Ela e outros executivos da gigante de tecnologia falaram para um público de cerca de 10 mil pessoas em mais uma edição do Autodesk University (AU), realizada em Las Vegas, Estados Unidos, de 14 a 16 de novembro, sobre as tendências na área, incluindo nos segmentos de arquitetura, engenharia e construção
os quais a empresa oferece softwares sofisticados. Terry Bennett, especialista no setor de infraestrutura da companhia, explica que nos últimos cinco anos cresceu enormemente a adoção da metodologia entre as construtoras. “Há muita gente adotando a tecnologia, não mais apenas como uma ferramenta, mas uma estratégia de negócio”, diz. “Eles querem ter uma ideia melhor do projeto, o quanto vai gastar e os materiais necessários. Eles precisam saber melhor dos custos”, acrescenta.
O BIM é capaz de unificar essas informações e gerar dados precisos tanto do projeto em si como do orçamento, um item relevante em meio à queda dos valores de contrato e o aumento da concorrência.
Segundo Terry, nos Estados Unidos cerca de 50% dos contratos impõem hoje a utilização do BIM. Sobre a implantação da metodologia, ele destaca que existem dois pontos a serem discutidos, principalmente para o mercado de pequenas e médias empresas que relutam à sua adoção.
Terry lembra que a Autodesk passou a comercializar novaslicenças de produtos individuais (como o Autocad) e suítes de design e criação baseadas em assinatura em períodos variáveis, sem necessidade de aquisição permanente, para atender com custo menor e flexibilização o chamado middle market.

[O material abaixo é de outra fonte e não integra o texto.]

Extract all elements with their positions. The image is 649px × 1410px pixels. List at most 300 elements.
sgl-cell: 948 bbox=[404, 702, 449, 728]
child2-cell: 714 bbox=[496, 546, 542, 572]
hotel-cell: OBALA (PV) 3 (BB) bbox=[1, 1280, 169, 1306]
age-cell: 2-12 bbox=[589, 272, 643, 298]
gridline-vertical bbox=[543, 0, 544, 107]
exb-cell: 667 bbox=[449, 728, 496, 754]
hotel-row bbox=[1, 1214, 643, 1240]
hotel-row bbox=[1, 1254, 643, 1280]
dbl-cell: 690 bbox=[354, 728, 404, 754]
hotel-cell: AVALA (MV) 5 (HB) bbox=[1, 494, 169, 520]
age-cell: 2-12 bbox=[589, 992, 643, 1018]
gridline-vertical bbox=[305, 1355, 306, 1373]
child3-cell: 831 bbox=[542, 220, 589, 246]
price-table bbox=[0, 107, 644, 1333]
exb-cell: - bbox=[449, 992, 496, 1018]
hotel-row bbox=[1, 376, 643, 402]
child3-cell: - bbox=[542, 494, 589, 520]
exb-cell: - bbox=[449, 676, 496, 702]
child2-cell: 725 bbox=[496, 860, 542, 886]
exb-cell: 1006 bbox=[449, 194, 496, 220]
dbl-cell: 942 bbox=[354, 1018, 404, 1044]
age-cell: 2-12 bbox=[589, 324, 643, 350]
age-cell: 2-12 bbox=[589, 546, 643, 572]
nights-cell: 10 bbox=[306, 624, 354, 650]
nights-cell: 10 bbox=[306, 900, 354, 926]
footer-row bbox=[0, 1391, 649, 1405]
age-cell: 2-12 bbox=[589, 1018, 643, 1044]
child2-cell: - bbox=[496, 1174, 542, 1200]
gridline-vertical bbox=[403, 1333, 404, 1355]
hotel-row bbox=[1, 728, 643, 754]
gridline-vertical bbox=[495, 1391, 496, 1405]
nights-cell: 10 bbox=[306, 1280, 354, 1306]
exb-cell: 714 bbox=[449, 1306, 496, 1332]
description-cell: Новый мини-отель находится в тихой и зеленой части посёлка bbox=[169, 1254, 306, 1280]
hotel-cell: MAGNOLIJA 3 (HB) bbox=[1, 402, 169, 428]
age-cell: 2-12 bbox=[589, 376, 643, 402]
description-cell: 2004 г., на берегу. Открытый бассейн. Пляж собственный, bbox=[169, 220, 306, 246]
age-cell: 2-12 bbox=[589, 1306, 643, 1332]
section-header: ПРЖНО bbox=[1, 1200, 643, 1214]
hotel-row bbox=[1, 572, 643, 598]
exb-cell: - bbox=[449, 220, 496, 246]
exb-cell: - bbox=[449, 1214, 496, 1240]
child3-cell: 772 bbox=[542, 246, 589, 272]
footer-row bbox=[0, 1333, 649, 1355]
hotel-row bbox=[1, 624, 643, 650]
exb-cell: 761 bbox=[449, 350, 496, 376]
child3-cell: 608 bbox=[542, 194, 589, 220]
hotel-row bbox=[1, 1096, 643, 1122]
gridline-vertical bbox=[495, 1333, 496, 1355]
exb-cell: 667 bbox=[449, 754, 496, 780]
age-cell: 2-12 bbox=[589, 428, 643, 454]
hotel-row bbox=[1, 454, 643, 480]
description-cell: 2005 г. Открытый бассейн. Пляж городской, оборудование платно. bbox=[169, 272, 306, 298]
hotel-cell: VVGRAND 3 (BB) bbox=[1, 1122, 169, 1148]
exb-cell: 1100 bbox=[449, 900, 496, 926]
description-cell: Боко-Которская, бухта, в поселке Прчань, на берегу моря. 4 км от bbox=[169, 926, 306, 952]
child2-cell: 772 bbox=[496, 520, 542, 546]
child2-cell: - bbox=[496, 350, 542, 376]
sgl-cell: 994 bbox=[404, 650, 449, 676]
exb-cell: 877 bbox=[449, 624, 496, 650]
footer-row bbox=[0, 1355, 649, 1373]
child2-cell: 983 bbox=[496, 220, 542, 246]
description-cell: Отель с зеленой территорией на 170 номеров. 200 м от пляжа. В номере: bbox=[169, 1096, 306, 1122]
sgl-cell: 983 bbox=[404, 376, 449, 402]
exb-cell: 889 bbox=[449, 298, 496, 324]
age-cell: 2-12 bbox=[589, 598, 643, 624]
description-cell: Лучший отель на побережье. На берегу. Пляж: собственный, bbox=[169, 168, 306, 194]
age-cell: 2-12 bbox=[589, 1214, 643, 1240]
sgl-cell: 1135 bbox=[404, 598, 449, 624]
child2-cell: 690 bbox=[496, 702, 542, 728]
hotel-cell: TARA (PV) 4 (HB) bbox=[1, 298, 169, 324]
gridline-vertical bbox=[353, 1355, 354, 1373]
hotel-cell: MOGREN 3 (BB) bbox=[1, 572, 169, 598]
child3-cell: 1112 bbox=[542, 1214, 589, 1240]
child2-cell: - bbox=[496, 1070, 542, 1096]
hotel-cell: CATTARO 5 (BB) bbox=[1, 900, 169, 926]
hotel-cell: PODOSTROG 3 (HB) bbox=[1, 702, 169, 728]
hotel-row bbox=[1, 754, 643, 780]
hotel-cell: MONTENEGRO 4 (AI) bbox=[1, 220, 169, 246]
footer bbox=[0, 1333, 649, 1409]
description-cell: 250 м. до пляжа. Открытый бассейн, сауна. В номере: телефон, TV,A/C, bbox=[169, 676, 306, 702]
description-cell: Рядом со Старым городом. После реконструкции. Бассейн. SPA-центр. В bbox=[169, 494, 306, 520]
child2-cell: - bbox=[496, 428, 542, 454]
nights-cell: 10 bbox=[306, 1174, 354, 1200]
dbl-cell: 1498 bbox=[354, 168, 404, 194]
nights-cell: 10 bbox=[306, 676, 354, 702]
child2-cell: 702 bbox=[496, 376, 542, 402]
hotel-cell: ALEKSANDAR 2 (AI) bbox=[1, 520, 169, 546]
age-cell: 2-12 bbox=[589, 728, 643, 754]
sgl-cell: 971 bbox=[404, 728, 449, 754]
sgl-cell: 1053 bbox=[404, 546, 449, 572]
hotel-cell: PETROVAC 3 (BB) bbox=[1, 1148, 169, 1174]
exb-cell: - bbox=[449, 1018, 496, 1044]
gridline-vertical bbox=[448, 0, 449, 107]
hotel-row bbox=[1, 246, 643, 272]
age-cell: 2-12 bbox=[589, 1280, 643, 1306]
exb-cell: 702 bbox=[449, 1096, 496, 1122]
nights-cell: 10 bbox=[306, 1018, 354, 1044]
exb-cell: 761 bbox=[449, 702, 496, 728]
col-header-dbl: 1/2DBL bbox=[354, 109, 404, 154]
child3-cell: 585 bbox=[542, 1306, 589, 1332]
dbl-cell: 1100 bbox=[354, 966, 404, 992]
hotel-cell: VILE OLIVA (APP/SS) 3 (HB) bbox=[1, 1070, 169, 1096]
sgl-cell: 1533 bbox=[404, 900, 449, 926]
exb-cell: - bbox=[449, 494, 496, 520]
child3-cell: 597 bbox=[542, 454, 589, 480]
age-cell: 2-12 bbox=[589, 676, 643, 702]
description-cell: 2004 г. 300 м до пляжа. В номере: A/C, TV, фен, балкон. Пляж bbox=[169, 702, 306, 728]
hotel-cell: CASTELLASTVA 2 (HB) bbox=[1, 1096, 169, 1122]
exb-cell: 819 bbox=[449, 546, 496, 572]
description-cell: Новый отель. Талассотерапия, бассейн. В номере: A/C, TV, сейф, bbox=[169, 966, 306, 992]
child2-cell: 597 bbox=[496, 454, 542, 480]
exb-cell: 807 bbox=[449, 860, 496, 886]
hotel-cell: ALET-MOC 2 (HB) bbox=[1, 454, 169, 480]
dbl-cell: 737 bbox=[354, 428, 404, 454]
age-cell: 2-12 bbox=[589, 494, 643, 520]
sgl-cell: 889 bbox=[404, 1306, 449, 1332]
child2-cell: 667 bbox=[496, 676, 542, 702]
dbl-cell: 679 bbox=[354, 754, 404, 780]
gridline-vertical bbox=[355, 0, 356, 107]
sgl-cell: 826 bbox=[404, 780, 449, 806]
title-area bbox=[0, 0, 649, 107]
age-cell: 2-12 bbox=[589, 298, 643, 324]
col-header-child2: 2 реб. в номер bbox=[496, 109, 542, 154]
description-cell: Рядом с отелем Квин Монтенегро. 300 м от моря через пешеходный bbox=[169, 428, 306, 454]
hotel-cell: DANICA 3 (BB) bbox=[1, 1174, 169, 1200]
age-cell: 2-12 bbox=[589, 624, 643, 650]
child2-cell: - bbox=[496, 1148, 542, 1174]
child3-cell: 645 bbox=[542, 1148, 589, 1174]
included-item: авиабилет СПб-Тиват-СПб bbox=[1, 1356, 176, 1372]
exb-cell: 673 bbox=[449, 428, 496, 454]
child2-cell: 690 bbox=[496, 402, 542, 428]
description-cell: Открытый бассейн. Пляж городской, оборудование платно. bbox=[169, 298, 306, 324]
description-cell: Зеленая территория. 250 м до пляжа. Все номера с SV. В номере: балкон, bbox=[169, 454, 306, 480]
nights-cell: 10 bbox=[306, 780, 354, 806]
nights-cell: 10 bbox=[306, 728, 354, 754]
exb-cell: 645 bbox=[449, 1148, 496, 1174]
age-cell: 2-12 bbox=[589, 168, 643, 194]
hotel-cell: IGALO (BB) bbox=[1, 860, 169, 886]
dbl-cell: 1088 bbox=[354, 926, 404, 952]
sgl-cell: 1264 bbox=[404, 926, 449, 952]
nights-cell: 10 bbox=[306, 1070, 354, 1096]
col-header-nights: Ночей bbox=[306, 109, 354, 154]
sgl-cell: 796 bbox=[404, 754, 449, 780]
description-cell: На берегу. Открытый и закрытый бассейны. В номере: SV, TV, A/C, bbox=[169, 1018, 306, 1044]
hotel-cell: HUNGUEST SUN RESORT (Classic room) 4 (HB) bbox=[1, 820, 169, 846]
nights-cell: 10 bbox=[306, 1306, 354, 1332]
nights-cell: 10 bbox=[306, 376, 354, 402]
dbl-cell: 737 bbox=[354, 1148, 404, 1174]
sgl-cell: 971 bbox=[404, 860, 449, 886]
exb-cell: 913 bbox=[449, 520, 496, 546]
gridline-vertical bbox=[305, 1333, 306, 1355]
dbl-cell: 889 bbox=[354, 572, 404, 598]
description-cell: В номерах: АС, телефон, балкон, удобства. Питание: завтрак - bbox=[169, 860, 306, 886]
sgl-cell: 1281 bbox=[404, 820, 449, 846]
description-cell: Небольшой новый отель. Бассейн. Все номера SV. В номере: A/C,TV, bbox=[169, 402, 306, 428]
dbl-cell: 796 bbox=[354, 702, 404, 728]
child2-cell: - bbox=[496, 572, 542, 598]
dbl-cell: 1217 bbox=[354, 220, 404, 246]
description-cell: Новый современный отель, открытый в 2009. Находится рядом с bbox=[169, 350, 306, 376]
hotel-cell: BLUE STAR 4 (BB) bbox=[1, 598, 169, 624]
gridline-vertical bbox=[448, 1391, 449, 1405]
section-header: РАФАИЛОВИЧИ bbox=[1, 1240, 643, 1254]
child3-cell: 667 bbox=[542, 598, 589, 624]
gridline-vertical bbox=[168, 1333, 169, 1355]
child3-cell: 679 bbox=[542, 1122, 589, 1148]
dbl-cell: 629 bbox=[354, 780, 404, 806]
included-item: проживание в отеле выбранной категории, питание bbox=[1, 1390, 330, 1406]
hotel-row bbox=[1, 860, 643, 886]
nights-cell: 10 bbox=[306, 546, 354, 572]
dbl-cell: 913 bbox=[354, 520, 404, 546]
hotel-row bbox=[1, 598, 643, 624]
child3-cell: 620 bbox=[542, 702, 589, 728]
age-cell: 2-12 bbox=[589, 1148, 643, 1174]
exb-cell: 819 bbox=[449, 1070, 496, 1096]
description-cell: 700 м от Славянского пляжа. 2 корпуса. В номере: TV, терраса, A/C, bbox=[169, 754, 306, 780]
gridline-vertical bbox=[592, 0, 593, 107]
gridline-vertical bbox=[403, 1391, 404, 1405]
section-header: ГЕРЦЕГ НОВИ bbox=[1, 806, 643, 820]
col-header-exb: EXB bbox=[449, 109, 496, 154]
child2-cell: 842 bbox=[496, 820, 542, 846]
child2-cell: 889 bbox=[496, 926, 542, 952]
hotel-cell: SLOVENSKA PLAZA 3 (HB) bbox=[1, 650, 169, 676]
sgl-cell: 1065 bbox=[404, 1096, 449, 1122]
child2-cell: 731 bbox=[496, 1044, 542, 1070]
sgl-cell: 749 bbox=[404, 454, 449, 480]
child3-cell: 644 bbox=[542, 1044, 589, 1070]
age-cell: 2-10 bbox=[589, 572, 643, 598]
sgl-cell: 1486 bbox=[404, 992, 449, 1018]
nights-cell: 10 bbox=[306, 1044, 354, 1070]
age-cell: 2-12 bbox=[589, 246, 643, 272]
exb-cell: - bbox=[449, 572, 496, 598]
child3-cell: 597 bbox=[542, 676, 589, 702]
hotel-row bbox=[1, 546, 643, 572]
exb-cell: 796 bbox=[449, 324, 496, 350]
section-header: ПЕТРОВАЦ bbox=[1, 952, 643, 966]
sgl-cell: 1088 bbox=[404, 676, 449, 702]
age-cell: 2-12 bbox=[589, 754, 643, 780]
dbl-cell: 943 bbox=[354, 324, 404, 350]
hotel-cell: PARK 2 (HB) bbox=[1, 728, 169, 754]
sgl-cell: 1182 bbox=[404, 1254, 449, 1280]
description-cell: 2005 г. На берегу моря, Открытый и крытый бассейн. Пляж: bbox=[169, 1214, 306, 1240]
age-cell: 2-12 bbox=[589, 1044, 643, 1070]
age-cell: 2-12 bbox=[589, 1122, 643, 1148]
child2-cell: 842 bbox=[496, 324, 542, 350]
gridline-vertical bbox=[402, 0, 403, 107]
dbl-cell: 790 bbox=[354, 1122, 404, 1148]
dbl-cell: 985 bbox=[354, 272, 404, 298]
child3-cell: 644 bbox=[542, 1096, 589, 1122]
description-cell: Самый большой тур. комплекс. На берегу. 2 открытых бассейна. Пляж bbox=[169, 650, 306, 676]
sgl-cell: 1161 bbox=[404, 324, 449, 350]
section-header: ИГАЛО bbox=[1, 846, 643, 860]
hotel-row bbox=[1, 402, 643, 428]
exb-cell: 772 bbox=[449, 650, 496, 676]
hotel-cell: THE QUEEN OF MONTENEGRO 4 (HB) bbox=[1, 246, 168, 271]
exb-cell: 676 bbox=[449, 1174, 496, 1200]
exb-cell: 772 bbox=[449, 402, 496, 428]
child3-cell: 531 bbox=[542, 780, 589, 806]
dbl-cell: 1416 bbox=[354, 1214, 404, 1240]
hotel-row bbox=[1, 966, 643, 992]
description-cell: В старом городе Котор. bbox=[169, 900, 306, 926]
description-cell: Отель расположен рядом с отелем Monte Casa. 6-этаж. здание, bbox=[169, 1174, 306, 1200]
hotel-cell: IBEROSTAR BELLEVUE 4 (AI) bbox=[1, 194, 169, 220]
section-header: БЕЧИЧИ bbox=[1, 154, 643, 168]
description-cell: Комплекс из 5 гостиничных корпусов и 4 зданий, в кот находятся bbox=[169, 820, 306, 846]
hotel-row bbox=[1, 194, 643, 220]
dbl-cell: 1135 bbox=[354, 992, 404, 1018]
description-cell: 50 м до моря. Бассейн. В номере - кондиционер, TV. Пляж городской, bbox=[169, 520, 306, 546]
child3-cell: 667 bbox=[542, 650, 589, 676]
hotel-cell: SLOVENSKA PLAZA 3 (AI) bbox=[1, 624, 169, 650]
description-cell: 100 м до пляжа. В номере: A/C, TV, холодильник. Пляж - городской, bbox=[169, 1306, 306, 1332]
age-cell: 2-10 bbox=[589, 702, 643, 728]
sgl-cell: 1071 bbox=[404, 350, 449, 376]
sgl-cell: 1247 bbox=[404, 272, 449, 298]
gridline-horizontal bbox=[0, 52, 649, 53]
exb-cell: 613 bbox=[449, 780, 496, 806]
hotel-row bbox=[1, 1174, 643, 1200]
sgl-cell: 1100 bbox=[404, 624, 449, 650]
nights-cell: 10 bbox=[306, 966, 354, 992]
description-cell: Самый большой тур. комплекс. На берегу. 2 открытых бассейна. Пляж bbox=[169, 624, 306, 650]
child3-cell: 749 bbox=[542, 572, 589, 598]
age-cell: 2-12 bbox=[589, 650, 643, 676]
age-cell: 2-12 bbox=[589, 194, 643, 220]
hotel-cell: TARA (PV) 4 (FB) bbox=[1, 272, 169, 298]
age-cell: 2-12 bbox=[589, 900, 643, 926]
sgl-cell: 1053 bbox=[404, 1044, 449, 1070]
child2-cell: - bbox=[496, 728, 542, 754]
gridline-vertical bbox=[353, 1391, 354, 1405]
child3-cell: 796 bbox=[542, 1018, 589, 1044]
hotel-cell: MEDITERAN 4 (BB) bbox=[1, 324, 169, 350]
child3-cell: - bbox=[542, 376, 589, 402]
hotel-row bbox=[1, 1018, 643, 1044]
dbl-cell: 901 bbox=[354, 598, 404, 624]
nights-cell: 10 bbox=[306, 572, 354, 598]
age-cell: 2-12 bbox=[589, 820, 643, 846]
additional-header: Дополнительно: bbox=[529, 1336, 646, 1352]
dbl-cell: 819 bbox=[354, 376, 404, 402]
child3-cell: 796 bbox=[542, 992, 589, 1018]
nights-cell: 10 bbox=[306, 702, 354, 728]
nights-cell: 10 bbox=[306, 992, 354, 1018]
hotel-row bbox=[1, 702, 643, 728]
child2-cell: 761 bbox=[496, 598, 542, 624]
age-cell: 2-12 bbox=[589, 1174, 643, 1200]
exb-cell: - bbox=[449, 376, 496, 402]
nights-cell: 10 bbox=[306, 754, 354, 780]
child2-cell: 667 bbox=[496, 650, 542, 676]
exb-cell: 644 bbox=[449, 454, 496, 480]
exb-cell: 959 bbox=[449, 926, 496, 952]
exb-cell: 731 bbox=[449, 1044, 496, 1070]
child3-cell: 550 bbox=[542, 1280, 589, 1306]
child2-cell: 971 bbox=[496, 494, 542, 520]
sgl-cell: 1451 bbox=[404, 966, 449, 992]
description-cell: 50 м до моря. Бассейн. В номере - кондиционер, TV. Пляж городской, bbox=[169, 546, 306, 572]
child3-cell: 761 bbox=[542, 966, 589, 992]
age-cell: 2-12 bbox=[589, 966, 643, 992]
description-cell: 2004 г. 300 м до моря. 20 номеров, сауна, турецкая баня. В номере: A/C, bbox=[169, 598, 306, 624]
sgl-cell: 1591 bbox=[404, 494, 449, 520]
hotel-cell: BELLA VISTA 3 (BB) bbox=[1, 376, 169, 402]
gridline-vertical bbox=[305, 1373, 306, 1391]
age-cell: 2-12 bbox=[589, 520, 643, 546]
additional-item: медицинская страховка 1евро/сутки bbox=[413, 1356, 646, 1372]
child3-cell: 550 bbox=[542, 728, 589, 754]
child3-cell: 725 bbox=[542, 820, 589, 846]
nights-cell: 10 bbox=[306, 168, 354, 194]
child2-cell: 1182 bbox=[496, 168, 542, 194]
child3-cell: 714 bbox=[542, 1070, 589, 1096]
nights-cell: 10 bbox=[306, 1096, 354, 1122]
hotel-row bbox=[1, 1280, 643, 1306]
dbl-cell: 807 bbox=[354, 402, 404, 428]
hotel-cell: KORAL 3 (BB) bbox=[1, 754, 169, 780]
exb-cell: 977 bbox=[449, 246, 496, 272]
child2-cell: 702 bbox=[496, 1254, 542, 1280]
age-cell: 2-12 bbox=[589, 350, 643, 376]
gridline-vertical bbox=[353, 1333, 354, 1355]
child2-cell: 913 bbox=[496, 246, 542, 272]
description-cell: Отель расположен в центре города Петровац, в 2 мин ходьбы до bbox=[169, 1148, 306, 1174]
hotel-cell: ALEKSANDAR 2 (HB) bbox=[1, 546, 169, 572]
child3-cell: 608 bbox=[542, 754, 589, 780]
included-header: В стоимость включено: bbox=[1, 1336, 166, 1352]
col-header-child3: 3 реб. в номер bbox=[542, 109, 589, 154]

A medida veio a calhar em meio à diminuição do fluxo de negócios no setor da construção e a necessidade, por outro lado, de se ter a tecnologia como aliada na otimização de processos. “Na segunda questão, queremos explicar que a ferramenta é mais do que uma experiência em 3D”, afirma.
O especialista considera a necessidade das empresas enxergarem muito mais do que algo a ser projetado, mas a vivência no ambiente no formato digital e suas possibilidades de melhoria dos projetos.
BUILD SPACE
Nessa linha de explicar como o que está sendo projetado pode ser usado e aperfeiçoado para o futuro, a empresa inaugurou em outubro o Build Space, em Boston, Estados Unidos. O local hospeda equipes acadêmicas e do mercado focadas na fabricação digital, robótica de design e construção industrializada.
Com isso, a empresa espera convergir os segmentos de arquitetura, engenharia e construção com a indústria de materiais e produtos. Jim Lynch, vice-presidente de soluções nessas áreas, reforça a necessidade de se pensar o BIM com opções diversas. A crescente e irreversível industrialização da construção é um fator que impõe essa convergência, avalia o executivo. Jim afirma, porém, que a adaptação do BIM passa, em primeiro lugar, pela opção do governo em demandar seu uso.
Na Inglaterra, desde abril deste ano, todas as licitações públicas de projetos e obras estão sendo exigidas em BIM. “A Cidade-Estado de Singapura também está bem avançada no BIM no governo”, lembra ele.
AMÉRICA LATINA
Cristina Randazzo, gerente de vendas na América Latina da Autodesk, explica que o Chile é o país mais adiantado no nível de governo na adoção do BIM no continente, e a previsão é que a partir de 2020, a metodologia seja exigida nas licitações públicas de obras e projetos.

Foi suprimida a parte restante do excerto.